Free Text - understanding - BaseX-Talk - mailman.uni-konstanz.de

14 Apr 2022


      Dear BaseX people,
it would be kind if you could check my understanding of Free Text @ BaseX.
(1) Tokenization ignores element borders.
If correct, I suggest documentation of the fact, seehttps://www.w3.org/TR/xpath-full-text-10/#TokenizationSec%22In the absence of an implementation-definedway to differentiate, element markup (start tags, end tags, andempty-element tags) creates token boundaries."
(2) Function ft:search can only find individual text nodes, it is not possible to apply scope "phrase" or "all words" beyond the boundaries of an individual text node. So, for example, given a document<doc>    <t1>Stand </t1>    <t2>der Information. Siehe unten.</t2></doc>
there is no way of searching for "Stand der Information" *and* obtain information about the location of the match (in other words - search via ft:search).
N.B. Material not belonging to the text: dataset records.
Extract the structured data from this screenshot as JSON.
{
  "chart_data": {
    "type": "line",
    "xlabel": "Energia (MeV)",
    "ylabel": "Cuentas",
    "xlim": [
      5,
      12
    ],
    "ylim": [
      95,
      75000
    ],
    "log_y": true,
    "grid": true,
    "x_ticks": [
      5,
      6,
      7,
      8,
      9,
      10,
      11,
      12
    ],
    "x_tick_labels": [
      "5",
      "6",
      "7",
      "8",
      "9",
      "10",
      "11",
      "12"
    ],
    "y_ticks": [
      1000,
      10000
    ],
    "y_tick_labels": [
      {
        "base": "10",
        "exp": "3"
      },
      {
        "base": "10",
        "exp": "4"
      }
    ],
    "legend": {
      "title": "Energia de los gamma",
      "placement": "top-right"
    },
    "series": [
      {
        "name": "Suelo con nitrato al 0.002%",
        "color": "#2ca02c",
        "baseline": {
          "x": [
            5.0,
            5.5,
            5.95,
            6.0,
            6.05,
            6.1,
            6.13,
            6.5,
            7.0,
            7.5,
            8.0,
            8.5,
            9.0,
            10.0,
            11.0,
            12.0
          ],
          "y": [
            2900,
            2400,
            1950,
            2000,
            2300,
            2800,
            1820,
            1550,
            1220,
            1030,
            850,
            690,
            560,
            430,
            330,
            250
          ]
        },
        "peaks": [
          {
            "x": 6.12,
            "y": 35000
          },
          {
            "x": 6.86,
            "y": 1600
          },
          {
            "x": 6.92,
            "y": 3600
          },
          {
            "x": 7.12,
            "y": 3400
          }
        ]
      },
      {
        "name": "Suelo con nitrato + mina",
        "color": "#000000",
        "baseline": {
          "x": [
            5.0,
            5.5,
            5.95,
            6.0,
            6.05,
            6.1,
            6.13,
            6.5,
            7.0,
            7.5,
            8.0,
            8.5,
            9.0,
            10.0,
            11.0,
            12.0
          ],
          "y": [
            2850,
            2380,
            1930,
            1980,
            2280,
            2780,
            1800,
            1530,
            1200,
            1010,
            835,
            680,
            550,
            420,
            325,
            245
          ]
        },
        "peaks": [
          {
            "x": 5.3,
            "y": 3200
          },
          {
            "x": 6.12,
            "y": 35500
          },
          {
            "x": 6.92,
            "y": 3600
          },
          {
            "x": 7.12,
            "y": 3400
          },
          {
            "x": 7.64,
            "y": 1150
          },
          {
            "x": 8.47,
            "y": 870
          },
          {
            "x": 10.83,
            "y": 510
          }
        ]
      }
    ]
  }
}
(3) The unit "sentence" (as for example used in the qualifier same sentence) is exclusively defined by the occurrences of "." (dot) characters. In particular, it is unrelated to text node boundaries. For example:$doc contains text "Stand der Information siehe" same sentence yields false.$doc contains text "Stand der Information" same sentence yields true.
(4) The unit "paragraph" (as for example used in the qualifier "same paragraph") is not delimited - "same paragraph" always applies.
A check would be highly appreciated!
Kind regards,Hans-Jürgen
PS: I think there is a bug concerning "different sentence":
basex "'base.x' contains text 'base x' same sentence"
false
basex "'base.x' contains text 'base x' different sentence"
false
basex "'base x' contains text 'base x' same sentence"
true
basex "'base x' contains text 'base x' different sentence"
false
PPS: Thank you very much for the excellent implementation of Free Text - for several years, it has been in productive use by a mission critical service mapping format markup to semantic markup.